Monday, February 15, 2010

Time to make the doughnuts

Because what a writer does is write. Because I said this blog is updated weekly, and it's been a week. Because when my brother owned a doughnut store, he got up at four or even three every morning to make the doughnuts, yeah, just like the guy in the commercial.

Because there's no such thing as writer's block. There's only the writer and the page and the words and you have to put the words on the page or you're not a writer.

You have to put the words on the page even when you think there's nothing to say. It's only when you start putting words on the page that you remember the German tourist in running clothes asking how to get to Castro, and then to Golden Gate Park, how you point back in the direction he came from and he's off and flying, ready to cover the whole city in his white running shoes.

And his shoes, like a dotted line, point the way to the blond sitting in a doorway, her head down. She asks for a cigarette when you're already past her. She doesn't look up, the words coming out of her like she's been saying them for years, pull her string and Spare a cigarette? and the string runs out and someone else walks by and her string is pulled again: Spare a cigarette?

From her to chalked exhortations on the sidewalk:

It May Not Seem Like It, But Things Will Get Better
You Rock My Socks
I Am A Better Person Because Of You

A neighborhood crackhead wavers on his feet, burning cig between his fingers.

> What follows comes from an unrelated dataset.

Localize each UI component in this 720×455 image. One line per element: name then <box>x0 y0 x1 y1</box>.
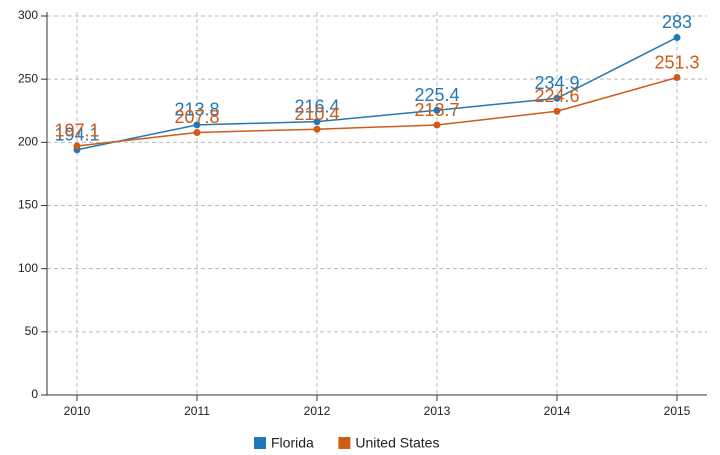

His eyes trace the one that reads:

You Are Exactly Where You Need To Be


Dr. Srtockton said...

Did someone say, time to make see doughnuts?

OK, your post was better than my reply (natch)

Anonymous said...

Hey, there. This is a bit random, ma belle, but tangentially, it's about a writer and I found it interesting b/c I like her work and b/c you know how I keep getting attracted to Hollow Persons.

"How good a writer was she? Strangers On A Train, The Price of Salt, and The Talented Mr Ripley, are hypnotic and amoral novels, pushing past any genre, unsettling the reader and using the limitations of her prose style – her karate chop syntax - to create a powerful effect. My own feeling is that when Highsmith consciously tried to be literary it never worked, and when she went for money and fame (the more she earned the meaner she became), she found a formula and lost her form. It wasn’t the supposed confines of crime writing that was the problem, but her increasing refusal – in love or in work – to let a relationship happen. And art is always about relationship - to the material, to the self, and to the world in all its chaos and intrusion, its terror and its glory." Jeanette Winterson

Geo said...

Off-topic, but I think you'll like reading this piece a friend of mine wrote:

Chemical Billy said...

Dr. Stockton, you make me laugh.

Bee and Geo - I love that you've been prompted to lateral connections. Thank you both!